Wednesday, September 23, 2009

Opera Wednesday

By Paul Drew

Those of you with an operatic bent have probably heard about the tumultuous debut of the Met's new production of Tosca on Monday night. I've been talking with Mitchell about this - well, different - production, and I believe he's got something in the works in the next few days.

But in the meantime, let's revisit a piece I did - can it be, over three years ago? It's a look at a real production of Tosca, and (with all due respect to Karita Mattila) a real diva in the role: Maria Callas, at her 1964 Covent Garden performance with the incomparable Tito Gobbi as the villanous Scarpia.

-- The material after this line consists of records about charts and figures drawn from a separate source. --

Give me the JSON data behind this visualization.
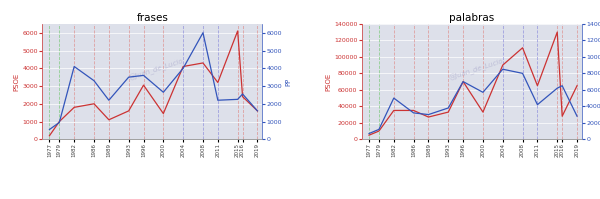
{
  "years": [
    1977,
    1979,
    1982,
    1986,
    1989,
    1993,
    1996,
    2000,
    2004,
    2008,
    2011,
    2015,
    2016,
    2019
  ],
  "frases_psoe": [
    200,
    1000,
    1800,
    2000,
    1100,
    1600,
    3050,
    1450,
    4100,
    4300,
    3200,
    6100,
    2400,
    1600
  ],
  "frases_pp": [
    550,
    950,
    4100,
    3300,
    2200,
    3500,
    3600,
    2650,
    4000,
    6000,
    2200,
    2250,
    2550,
    1600
  ],
  "palabras_psoe": [
    5000,
    10000,
    35000,
    35000,
    27000,
    33000,
    70000,
    33000,
    90000,
    111000,
    65000,
    130000,
    28000,
    65000
  ],
  "palabras_pp": [
    7000,
    12000,
    50000,
    32000,
    30000,
    38000,
    70000,
    57000,
    85000,
    80000,
    42000,
    62000,
    65000,
    28000
  ],
  "title1": "frases",
  "title2": "palabras",
  "ylabel_left": "PSOE",
  "ylabel_right": "PP",
  "watermark": "@Juan_de_Lucio",
  "bg_color": "#dde0ea",
  "line_color_red": "#cc3333",
  "line_color_blue": "#3355bb",
  "frases_ylim": [
    0,
    6500
  ],
  "palabras_ylim": [
    0,
    140000
  ],
  "green_vlines": [
    1977,
    1979
  ],
  "red_vlines": [
    1982,
    1986,
    1989,
    1993,
    1996,
    2000,
    2015,
    2016,
    2019
  ],
  "blue_vlines": [
    2004,
    2008,
    2011
  ],
  "xtick_years": [
    1977,
    1979,
    1982,
    1986,
    1989,
    1993,
    1996,
    2000,
    2004,
    2008,
    2011,
    2015,
    2016,
    2019
  ]
}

It was said that Callas didn't much like the character of Floria Tosca, whom she thought of as a "weak girl." Here, as her lover Cavaradossi is being tortured by Scarpia's henchmen, she sings one of the most famous arias in opera, Vissi d'arte. "Vissi d'arte, vissi d'amore" – “I lived on art, I lived on love." In other words, it's all about poor me - what did I do in life to deserve this? Forget Cavaradossi - what about me?

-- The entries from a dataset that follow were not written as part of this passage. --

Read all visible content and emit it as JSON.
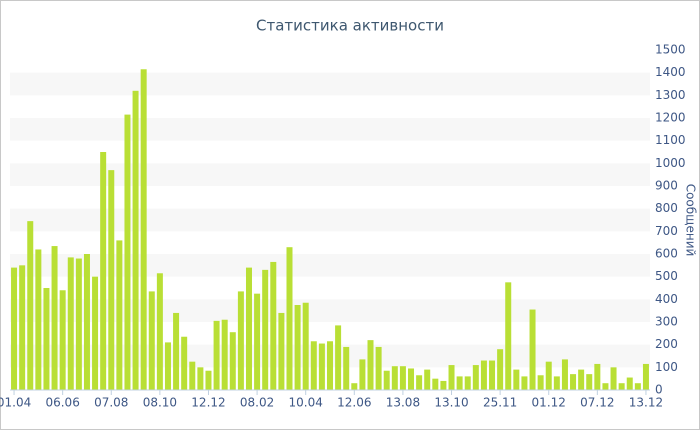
{
  "chart_data": {
    "type": "bar",
    "title": "Статистика активности",
    "y_axis_label": "Сообщений",
    "categories": [
      "01.04",
      null,
      null,
      null,
      null,
      null,
      "06.06",
      null,
      null,
      null,
      null,
      null,
      "07.08",
      null,
      null,
      null,
      null,
      null,
      "08.10",
      null,
      null,
      null,
      null,
      null,
      "12.12",
      null,
      null,
      null,
      null,
      null,
      "08.02",
      null,
      null,
      null,
      null,
      null,
      "10.04",
      null,
      null,
      null,
      null,
      null,
      "12.06",
      null,
      null,
      null,
      null,
      null,
      "13.08",
      null,
      null,
      null,
      null,
      null,
      "13.10",
      null,
      null,
      null,
      null,
      null,
      "25.11",
      null,
      null,
      null,
      null,
      null,
      "01.12",
      null,
      null,
      null,
      null,
      null,
      "07.12",
      null,
      null,
      null,
      null,
      null,
      "13.12"
    ],
    "values": [
      540,
      550,
      745,
      620,
      450,
      635,
      440,
      585,
      580,
      600,
      500,
      1050,
      970,
      660,
      1215,
      1320,
      1415,
      435,
      515,
      210,
      340,
      235,
      125,
      100,
      85,
      305,
      310,
      255,
      435,
      540,
      425,
      530,
      565,
      340,
      630,
      375,
      385,
      215,
      205,
      215,
      285,
      190,
      30,
      135,
      220,
      190,
      85,
      105,
      105,
      95,
      65,
      90,
      50,
      40,
      110,
      60,
      60,
      110,
      130,
      130,
      180,
      475,
      90,
      60,
      355,
      65,
      125,
      60,
      135,
      70,
      90,
      70,
      115,
      30,
      100,
      30,
      55,
      30,
      115
    ],
    "color": "#b9df35",
    "ylim": [
      0,
      1500
    ],
    "yticks": [
      0,
      100,
      200,
      300,
      400,
      500,
      600,
      700,
      800,
      900,
      1000,
      1100,
      1200,
      1300,
      1400,
      1500
    ],
    "alternate_bands": true
  }
}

(This isn't entirely fair, of course - Scarpia's blackmailing Tosca, claiming that he'll release Cavaradossi in return for one night of passion. I'd probably be inclined to wonder what I did to deserve this, myself.) Tosca goes on to kill Scarpia (in a clip I'll put up later on), and after a desperate attempt to save Cavaradossi's life fails, she commits suicide in despair. I trust I haven't ruined the ending for you.

Reading the YouTube comments on this is almost laughable. Everyone has an opinion on Callas (some of them quite insightful, actually), and a venomous attitude toward anyone who disagrees with that opinion (which doesn't really add much insight at all). What a lot of people forget is that opera is theater, not just music, and theater isn't always about the finest technical performance. It's about the experience. As for me, I don't pretend to be an expert, but I know what I like. Callas may be past her singing peak at this point but she can still bring it, and the drama of this scene with her old partner Gobbi - the experience, if you will - is thrilling.

I've heard the arguments about opera being dull, preposterous, difficult to follow, you name it. There's a lot to those arguments. But I'll defy you to feel that way after seeing Callas' anguish in this performance.